Legendary, charismatic textile artist Nike Davies-Okundaye has led a live that is as colourful and eventful as her art. Now recognised as one of Nigeria’s foremost textiles artists, she has spent the last five decades successfully invigorating the traditional techniques of batik and adire, merging them with shimmering passages of embroidery and intricate patchworks loaded with personal and political symbolism. Nike is also affectionately known as ‘Mama Nike’, for the inspirational role she has played in transforming women’s lives through sharing her skills and promoting practices through the Nike Arts Centre.
Nike was born in 1951 in the hill town of Ogidi-Ijumu, Kogi State to a poor but creatively gifted family. Her father embroidered agbada robes for the wealthy elite, despite receiving little compensation, and he passed his skills onto his young daughter. Tragically both Nike’s mother and grandmother died when she was young, and she was subsequently sent to live with her great grandmother. It was through her great-grandmother that Nike first learned the skill of adire, making indigo dyed patterns on hand-woven cotton, which became a lifeline, earning her enough money to pay for her own education.
Incredibly, by the age of ten, Nike was already producing fabrics at a professional level, as she explains, “By the time I was ten years old, I was already weaving on a proper loom and considered a professional.” At the mere age of 14, Nike was forced to marry the much older artist and musician known as Twins Seven Seven, who lived in the creative community of Osogbo. Nike was just one of his 14 wives, who lived together in dire and deprived conditions. She says, “There were fifteen of us married to one man. We always fought with each other because there was a shortage of food and water.” Nike took it upon herself to share her skills in adire fabric production with these women, a vital means of earning an income. She says, “I showed them that we could work with our hands to take care of ourselves.”

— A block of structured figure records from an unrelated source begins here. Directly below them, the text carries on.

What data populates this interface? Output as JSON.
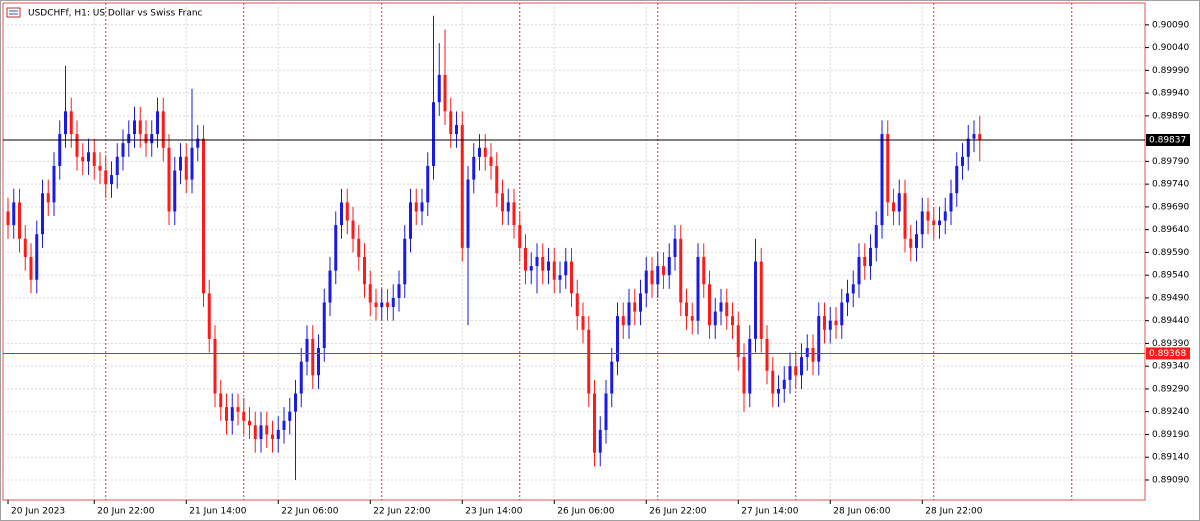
{
  "chart_data": {
    "type": "candlestick",
    "title": "USDCHFf, H1:  US Dollar vs Swiss Franc",
    "up_color": "#1a1ae6",
    "down_color": "#ff1a1a",
    "grid": true,
    "ylim": [
      0.89046,
      0.90138
    ],
    "yticks": [
      {
        "value": 0.9009,
        "label": "0.90090"
      },
      {
        "value": 0.9004,
        "label": "0.90040"
      },
      {
        "value": 0.8999,
        "label": "0.89990"
      },
      {
        "value": 0.8994,
        "label": "0.89940"
      },
      {
        "value": 0.8989,
        "label": "0.89890"
      },
      {
        "value": 0.8979,
        "label": "0.89790"
      },
      {
        "value": 0.8974,
        "label": "0.89740"
      },
      {
        "value": 0.8969,
        "label": "0.89690"
      },
      {
        "value": 0.8964,
        "label": "0.89640"
      },
      {
        "value": 0.8959,
        "label": "0.89590"
      },
      {
        "value": 0.8954,
        "label": "0.89540"
      },
      {
        "value": 0.8949,
        "label": "0.89490"
      },
      {
        "value": 0.8944,
        "label": "0.89440"
      },
      {
        "value": 0.8939,
        "label": "0.89390"
      },
      {
        "value": 0.8934,
        "label": "0.89340"
      },
      {
        "value": 0.8929,
        "label": "0.89290"
      },
      {
        "value": 0.8924,
        "label": "0.89240"
      },
      {
        "value": 0.8919,
        "label": "0.89190"
      },
      {
        "value": 0.8914,
        "label": "0.89140"
      },
      {
        "value": 0.8909,
        "label": "0.89090"
      }
    ],
    "levels": [
      {
        "value": 0.89837,
        "label": "0.89837",
        "color": "#000000"
      },
      {
        "value": 0.89368,
        "label": "0.89368",
        "color": "#ff1a1a"
      }
    ],
    "separators": [
      17,
      41,
      65,
      89,
      113,
      137,
      161,
      185
    ],
    "categories": [
      "20 Jun 2023",
      null,
      null,
      null,
      null,
      null,
      null,
      null,
      null,
      null,
      null,
      null,
      null,
      null,
      null,
      "20 Jun 22:00",
      null,
      null,
      null,
      null,
      null,
      null,
      null,
      null,
      null,
      null,
      null,
      null,
      null,
      null,
      null,
      "21 Jun 14:00",
      null,
      null,
      null,
      null,
      null,
      null,
      null,
      null,
      null,
      null,
      null,
      null,
      null,
      null,
      null,
      "22 Jun 06:00",
      null,
      null,
      null,
      null,
      null,
      null,
      null,
      null,
      null,
      null,
      null,
      null,
      null,
      null,
      null,
      "22 Jun 22:00",
      null,
      null,
      null,
      null,
      null,
      null,
      null,
      null,
      null,
      null,
      null,
      null,
      null,
      null,
      null,
      "23 Jun 14:00",
      null,
      null,
      null,
      null,
      null,
      null,
      null,
      null,
      null,
      null,
      null,
      null,
      null,
      null,
      null,
      "26 Jun 06:00",
      null,
      null,
      null,
      null,
      null,
      null,
      null,
      null,
      null,
      null,
      null,
      null,
      null,
      null,
      null,
      "26 Jun 22:00",
      null,
      null,
      null,
      null,
      null,
      null,
      null,
      null,
      null,
      null,
      null,
      null,
      null,
      null,
      null,
      "27 Jun 14:00",
      null,
      null,
      null,
      null,
      null,
      null,
      null,
      null,
      null,
      null,
      null,
      null,
      null,
      null,
      null,
      "28 Jun 06:00",
      null,
      null,
      null,
      null,
      null,
      null,
      null,
      null,
      null,
      null,
      null,
      null,
      null,
      null,
      null,
      "28 Jun 22:00",
      null,
      null,
      null,
      null,
      null,
      null,
      null,
      null,
      null,
      null
    ],
    "ohlc": [
      [
        0.8968,
        0.8971,
        0.8962,
        0.8965
      ],
      [
        0.8965,
        0.8973,
        0.8962,
        0.897
      ],
      [
        0.897,
        0.8973,
        0.8959,
        0.8962
      ],
      [
        0.8962,
        0.8965,
        0.8955,
        0.8958
      ],
      [
        0.8958,
        0.8961,
        0.895,
        0.8953
      ],
      [
        0.8953,
        0.8966,
        0.895,
        0.8963
      ],
      [
        0.8963,
        0.8975,
        0.896,
        0.8972
      ],
      [
        0.8972,
        0.8975,
        0.8967,
        0.897
      ],
      [
        0.897,
        0.8981,
        0.8967,
        0.8978
      ],
      [
        0.8978,
        0.8988,
        0.8975,
        0.8985
      ],
      [
        0.8985,
        0.9,
        0.8982,
        0.899
      ],
      [
        0.899,
        0.8993,
        0.8982,
        0.8985
      ],
      [
        0.8985,
        0.8988,
        0.8977,
        0.898
      ],
      [
        0.898,
        0.8983,
        0.8976,
        0.8979
      ],
      [
        0.8979,
        0.8984,
        0.8976,
        0.8981
      ],
      [
        0.8981,
        0.8984,
        0.8975,
        0.8978
      ],
      [
        0.8978,
        0.8981,
        0.8974,
        0.8977
      ],
      [
        0.8977,
        0.898,
        0.8971,
        0.8974
      ],
      [
        0.8974,
        0.8979,
        0.8971,
        0.8976
      ],
      [
        0.8976,
        0.8983,
        0.8973,
        0.898
      ],
      [
        0.898,
        0.8986,
        0.8977,
        0.8983
      ],
      [
        0.8983,
        0.8988,
        0.898,
        0.8985
      ],
      [
        0.8985,
        0.8991,
        0.8982,
        0.8988
      ],
      [
        0.8988,
        0.8991,
        0.8982,
        0.8985
      ],
      [
        0.8985,
        0.8988,
        0.898,
        0.8983
      ],
      [
        0.8983,
        0.8988,
        0.898,
        0.8985
      ],
      [
        0.8985,
        0.8993,
        0.8982,
        0.899
      ],
      [
        0.899,
        0.8993,
        0.8979,
        0.8982
      ],
      [
        0.8982,
        0.8985,
        0.8965,
        0.8968
      ],
      [
        0.8968,
        0.898,
        0.8965,
        0.8977
      ],
      [
        0.8977,
        0.8983,
        0.8974,
        0.898
      ],
      [
        0.898,
        0.8983,
        0.8972,
        0.8975
      ],
      [
        0.8975,
        0.8995,
        0.8972,
        0.8982
      ],
      [
        0.8982,
        0.8987,
        0.8979,
        0.8984
      ],
      [
        0.8984,
        0.8987,
        0.8947,
        0.895
      ],
      [
        0.895,
        0.8953,
        0.8937,
        0.894
      ],
      [
        0.894,
        0.8943,
        0.8925,
        0.8928
      ],
      [
        0.8928,
        0.8931,
        0.8922,
        0.8925
      ],
      [
        0.8925,
        0.8928,
        0.8919,
        0.8922
      ],
      [
        0.8922,
        0.8928,
        0.8919,
        0.8925
      ],
      [
        0.8925,
        0.8928,
        0.8921,
        0.8924
      ],
      [
        0.8924,
        0.8927,
        0.8919,
        0.8922
      ],
      [
        0.8922,
        0.8925,
        0.8918,
        0.8921
      ],
      [
        0.8921,
        0.8924,
        0.8915,
        0.8918
      ],
      [
        0.8918,
        0.8924,
        0.8915,
        0.8921
      ],
      [
        0.8921,
        0.8924,
        0.8916,
        0.8919
      ],
      [
        0.8919,
        0.8922,
        0.8915,
        0.8918
      ],
      [
        0.8918,
        0.8923,
        0.8915,
        0.892
      ],
      [
        0.892,
        0.8925,
        0.8917,
        0.8922
      ],
      [
        0.8922,
        0.8927,
        0.8919,
        0.8924
      ],
      [
        0.8924,
        0.8931,
        0.8909,
        0.8928
      ],
      [
        0.8928,
        0.8938,
        0.8925,
        0.8935
      ],
      [
        0.8935,
        0.8943,
        0.8932,
        0.894
      ],
      [
        0.894,
        0.8943,
        0.8929,
        0.8932
      ],
      [
        0.8932,
        0.8941,
        0.8929,
        0.8938
      ],
      [
        0.8938,
        0.8951,
        0.8935,
        0.8948
      ],
      [
        0.8948,
        0.8958,
        0.8945,
        0.8955
      ],
      [
        0.8955,
        0.8968,
        0.8952,
        0.8965
      ],
      [
        0.8965,
        0.8973,
        0.8962,
        0.897
      ],
      [
        0.897,
        0.8973,
        0.8963,
        0.8966
      ],
      [
        0.8966,
        0.8969,
        0.8959,
        0.8962
      ],
      [
        0.8962,
        0.8965,
        0.8955,
        0.8958
      ],
      [
        0.8958,
        0.8961,
        0.8949,
        0.8952
      ],
      [
        0.8952,
        0.8955,
        0.8945,
        0.8948
      ],
      [
        0.8948,
        0.8951,
        0.8944,
        0.8947
      ],
      [
        0.8947,
        0.8951,
        0.8944,
        0.8948
      ],
      [
        0.8948,
        0.8951,
        0.8944,
        0.8947
      ],
      [
        0.8947,
        0.8952,
        0.8944,
        0.8949
      ],
      [
        0.8949,
        0.8955,
        0.8946,
        0.8952
      ],
      [
        0.8952,
        0.8965,
        0.8949,
        0.8962
      ],
      [
        0.8962,
        0.8973,
        0.8959,
        0.897
      ],
      [
        0.897,
        0.8973,
        0.8965,
        0.8968
      ],
      [
        0.8968,
        0.8973,
        0.8965,
        0.897
      ],
      [
        0.897,
        0.8981,
        0.8967,
        0.8978
      ],
      [
        0.8978,
        0.9011,
        0.8975,
        0.8992
      ],
      [
        0.8992,
        0.9005,
        0.8989,
        0.8998
      ],
      [
        0.8998,
        0.9008,
        0.8987,
        0.899
      ],
      [
        0.899,
        0.8993,
        0.8982,
        0.8985
      ],
      [
        0.8985,
        0.899,
        0.8982,
        0.8987
      ],
      [
        0.8987,
        0.899,
        0.8957,
        0.896
      ],
      [
        0.896,
        0.8978,
        0.8943,
        0.8975
      ],
      [
        0.8975,
        0.8983,
        0.8972,
        0.898
      ],
      [
        0.898,
        0.8985,
        0.8977,
        0.8982
      ],
      [
        0.8982,
        0.8985,
        0.8977,
        0.898
      ],
      [
        0.898,
        0.8983,
        0.8975,
        0.8978
      ],
      [
        0.8978,
        0.8981,
        0.8969,
        0.8972
      ],
      [
        0.8972,
        0.8975,
        0.8965,
        0.8968
      ],
      [
        0.8968,
        0.8973,
        0.8965,
        0.897
      ],
      [
        0.897,
        0.8973,
        0.8962,
        0.8965
      ],
      [
        0.8965,
        0.8968,
        0.8957,
        0.896
      ],
      [
        0.896,
        0.8963,
        0.8952,
        0.8955
      ],
      [
        0.8955,
        0.8959,
        0.8952,
        0.8956
      ],
      [
        0.8956,
        0.8961,
        0.895,
        0.8958
      ],
      [
        0.8958,
        0.8961,
        0.8952,
        0.8955
      ],
      [
        0.8955,
        0.896,
        0.8952,
        0.8957
      ],
      [
        0.8957,
        0.896,
        0.895,
        0.8953
      ],
      [
        0.8953,
        0.8957,
        0.895,
        0.8954
      ],
      [
        0.8954,
        0.896,
        0.8951,
        0.8957
      ],
      [
        0.8957,
        0.896,
        0.8947,
        0.895
      ],
      [
        0.895,
        0.8953,
        0.8942,
        0.8945
      ],
      [
        0.8945,
        0.8948,
        0.8939,
        0.8942
      ],
      [
        0.8942,
        0.8945,
        0.8925,
        0.8928
      ],
      [
        0.8928,
        0.8931,
        0.8912,
        0.8915
      ],
      [
        0.8915,
        0.8923,
        0.8912,
        0.892
      ],
      [
        0.892,
        0.8931,
        0.8917,
        0.8928
      ],
      [
        0.8928,
        0.8938,
        0.8925,
        0.8935
      ],
      [
        0.8935,
        0.8948,
        0.8932,
        0.8945
      ],
      [
        0.8945,
        0.8948,
        0.894,
        0.8943
      ],
      [
        0.8943,
        0.8951,
        0.894,
        0.8948
      ],
      [
        0.8948,
        0.8951,
        0.8943,
        0.8946
      ],
      [
        0.8946,
        0.8953,
        0.8943,
        0.895
      ],
      [
        0.895,
        0.8958,
        0.8947,
        0.8955
      ],
      [
        0.8955,
        0.8958,
        0.8949,
        0.8952
      ],
      [
        0.8952,
        0.8959,
        0.8949,
        0.8956
      ],
      [
        0.8956,
        0.8959,
        0.8951,
        0.8954
      ],
      [
        0.8954,
        0.8961,
        0.8951,
        0.8958
      ],
      [
        0.8958,
        0.8965,
        0.8955,
        0.8962
      ],
      [
        0.8962,
        0.8965,
        0.8945,
        0.8948
      ],
      [
        0.8948,
        0.8951,
        0.8942,
        0.8945
      ],
      [
        0.8945,
        0.8948,
        0.8941,
        0.8944
      ],
      [
        0.8944,
        0.8961,
        0.8941,
        0.8958
      ],
      [
        0.8958,
        0.8961,
        0.8949,
        0.8952
      ],
      [
        0.8952,
        0.8955,
        0.894,
        0.8943
      ],
      [
        0.8943,
        0.8949,
        0.894,
        0.8946
      ],
      [
        0.8946,
        0.8951,
        0.8943,
        0.8948
      ],
      [
        0.8948,
        0.8951,
        0.8942,
        0.8945
      ],
      [
        0.8945,
        0.8948,
        0.894,
        0.8943
      ],
      [
        0.8943,
        0.8946,
        0.8933,
        0.8936
      ],
      [
        0.8936,
        0.8939,
        0.8924,
        0.8928
      ],
      [
        0.8928,
        0.8943,
        0.8925,
        0.894
      ],
      [
        0.894,
        0.8962,
        0.8937,
        0.8957
      ],
      [
        0.8957,
        0.896,
        0.8937,
        0.894
      ],
      [
        0.894,
        0.8943,
        0.893,
        0.8933
      ],
      [
        0.8933,
        0.8936,
        0.8925,
        0.8928
      ],
      [
        0.8928,
        0.8932,
        0.8925,
        0.8929
      ],
      [
        0.8929,
        0.8934,
        0.8926,
        0.8931
      ],
      [
        0.8931,
        0.8937,
        0.8928,
        0.8934
      ],
      [
        0.8934,
        0.8937,
        0.8929,
        0.8932
      ],
      [
        0.8932,
        0.8939,
        0.8929,
        0.8936
      ],
      [
        0.8936,
        0.8941,
        0.8933,
        0.8938
      ],
      [
        0.8938,
        0.8941,
        0.8932,
        0.8935
      ],
      [
        0.8935,
        0.8948,
        0.8932,
        0.8945
      ],
      [
        0.8945,
        0.8948,
        0.8939,
        0.8942
      ],
      [
        0.8942,
        0.8947,
        0.8939,
        0.8944
      ],
      [
        0.8944,
        0.8947,
        0.894,
        0.8943
      ],
      [
        0.8943,
        0.8951,
        0.894,
        0.8948
      ],
      [
        0.8948,
        0.8953,
        0.8945,
        0.895
      ],
      [
        0.895,
        0.8955,
        0.8947,
        0.8952
      ],
      [
        0.8952,
        0.8961,
        0.8949,
        0.8958
      ],
      [
        0.8958,
        0.8961,
        0.8953,
        0.8956
      ],
      [
        0.8956,
        0.8963,
        0.8953,
        0.896
      ],
      [
        0.896,
        0.8968,
        0.8957,
        0.8965
      ],
      [
        0.8965,
        0.8988,
        0.8962,
        0.8985
      ],
      [
        0.8985,
        0.8988,
        0.8967,
        0.897
      ],
      [
        0.897,
        0.8973,
        0.8965,
        0.8968
      ],
      [
        0.8968,
        0.8975,
        0.8965,
        0.8972
      ],
      [
        0.8972,
        0.8975,
        0.8959,
        0.8962
      ],
      [
        0.8962,
        0.8965,
        0.8957,
        0.896
      ],
      [
        0.896,
        0.8966,
        0.8957,
        0.8963
      ],
      [
        0.8963,
        0.8971,
        0.896,
        0.8968
      ],
      [
        0.8968,
        0.8971,
        0.8963,
        0.8966
      ],
      [
        0.8966,
        0.8969,
        0.8962,
        0.8965
      ],
      [
        0.8965,
        0.8969,
        0.8962,
        0.8966
      ],
      [
        0.8966,
        0.8971,
        0.8963,
        0.8968
      ],
      [
        0.8968,
        0.8975,
        0.8965,
        0.8972
      ],
      [
        0.8972,
        0.8981,
        0.8969,
        0.8978
      ],
      [
        0.8978,
        0.8983,
        0.8975,
        0.898
      ],
      [
        0.898,
        0.8987,
        0.8977,
        0.8984
      ],
      [
        0.8984,
        0.8988,
        0.8981,
        0.8985
      ],
      [
        0.8985,
        0.8989,
        0.8979,
        0.89837
      ]
    ]
  }
}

Meanwhile Nike’s own work became ever more adventurous and elaborate, and she began selling her designs at street markets, while wearing her own ‘wearable art’, in the form of intricately embroidered headdresses and garments. Over time, Nike was able to earn enough through her own practice as a textile artist to flee from the marriage with her four children, and establish her own home with a built-in gallery space. The opportunity to travel to the United States came in 1974, during which time Nike taught Nigerian traditional arts at Haystack Mountain School of Crafts in Maine. She also picked up quilting techniques, as she explains, “I ran workshops in the US on adire, but I also learned patchwork quilting there.”
On her return to Nigeria, Nike continued with her integration of fabric techniques from Nigeria and the US, merging elements of hand-dying, embroidery, and intricate beading. This can be seen in some of her most masterful works of art, which include the monumental Cycle of Life, a stirring, complex wall-hanging made from indigo fabric which is loaded with personal, historical and political symbolism, and a multicoloured embroidery of river goddess Osun, adorned with rich colours and fantastical details.
Nike’s role as a teacher and mentor has evolved alongside her art practice, and she has transformed the lives of many women by sharing commercial skills that have allowed them to discover the same power, independence and freedom that she, herself has earned. She says, “Now, they have their own voice because their work is their voice. There are over 4000 women whose lives have changed thanks to textiles.”
Nike opened her first Nike Arts Centre in Osogbo in 1983, a space dedicated to supporting the work of burgeoning artists, particularly women, working across various media. The success of her enterprize led to further spaces being opened in Ogidi-Ijumu, Abuja and Lagos. The galleries take a small 10 percent of any sales, which is donated to the less privileged members of Nigerian society. For Nike, the galleries are a gift to those who, like her younger self, have so often struggled find a creative outlet, as she notes: “I wanted to create a space where everyone’s voices could be heard.”